Ele representa para mim as pessoas que estão tão empenhadas em fazer o que é certo que não têm tempo para observar o outro. Lembra-me alguém que está tão satisfeito com sua vida que não observa o mundo morrendo. Ele é rico, porque seu pai é rico, e por isso não nota a pobreza, não sabe compartilhar da vida. Não tem impulsos pecaminosos tão intensos e por isso não percebe as lutas alheias. Ele não sofre, mas também não ama. Seu mundo é ileso, mas também é frio.
É assim que eu vejo o irmão mais velho: uma pessoa correta, mas só. Uma criança que não brincou com seu irmãozinho.
Um novo perfil para o irmão mais velho
Por outro lado, por mais terrível que o irmão mais velho possa me parecer, eu me sinto parecida com ele. Não exatamente porque eu seja frígida, mas porque eu sempre estive na “casa do pai”. Eu sempre frequentei a igreja, eu sempre fiz as coisas “certas”, eu nunca cometi pecados notáveis do tipo “Deus, me dê minha herança”.
E foi pensando nessa identidade desprezível desse irmão, que fica com o pai mas é tão diferente dele, e também na quantidade evidente de filhos perdidos, que quis improvisar a possibilidade de uma história distinta. E então, por um momento, pensei que talvez nós pudéssemos hoje escrever histórias semelhantes à do filho pródigo, mas com um irmão mais velho diferente.

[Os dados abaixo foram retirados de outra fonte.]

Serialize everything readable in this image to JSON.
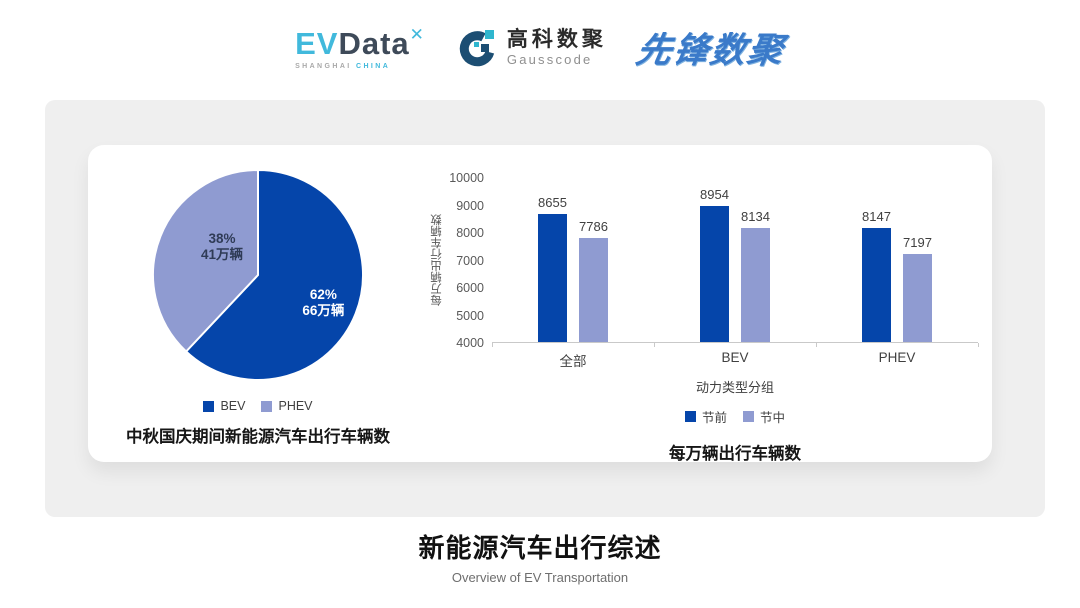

Ponderei uma parábola atual com um novo perfil para o irmão primogênito. Em que eu, como irmã mais velha, fosse mais calorosa com o irmão rebelde que deu as costas para Deus. Tornando-me uma filha que não só se alegra com o pai porque o irmão retornou, mas também é uma intermediária no processo de arrependimento do perdido.
Isto é, uma parábola incrementada por um irmão que, vendo a tristeza do pai pela saída do filho, vai até seu irmãozinho implorando para que ele volte. E que, mesmo que tenha de fazer isso todos os dias, ele não desiste. Mesmo sabendo que seu irmão está sujo pelo pecado e gasta todo o dinheiro da pior forma, consegue ainda vê-lo como alguém querido.
Foi muito cômodo para o filho mais velho continuar vivendo com o pai como filho único exemplar. Mas talvez nós pudéssemos ser o exemplo de pessoas que estão dispostas a conhecer um pouco mais a fundo a dor do pai que perde o filho para o mundo. E também a perceber outra verdade sobre o filho mais novo: embora ele estivesse muito satisfeito em ter toda a herança antecipada para gastar, fizera a pior escolha da sua vida e estava longe do lar. Isso traria um extremo desconforto ao primogênito, mas afastaria do seu coração a frieza.
Eu sinto Deus nos chamando para isso. Para orar e se envolver com os irmãos mais novos que estão gastando a preciosa vida que Deus lhes deu como herança. Mas não quero fazer isso apenas por eles, mas também por mim. Para que, no momento do retorno arrependido, meu coração esteja pronto para dar “o meu bezerro” que era parte da “minha herança” para festejar junto ao meu pai a volta do filho desgarrado. Com a certeza de que nisso a maior beneficiada fui eu, porque pude ter um coração transformado à semelhança do de meu pai.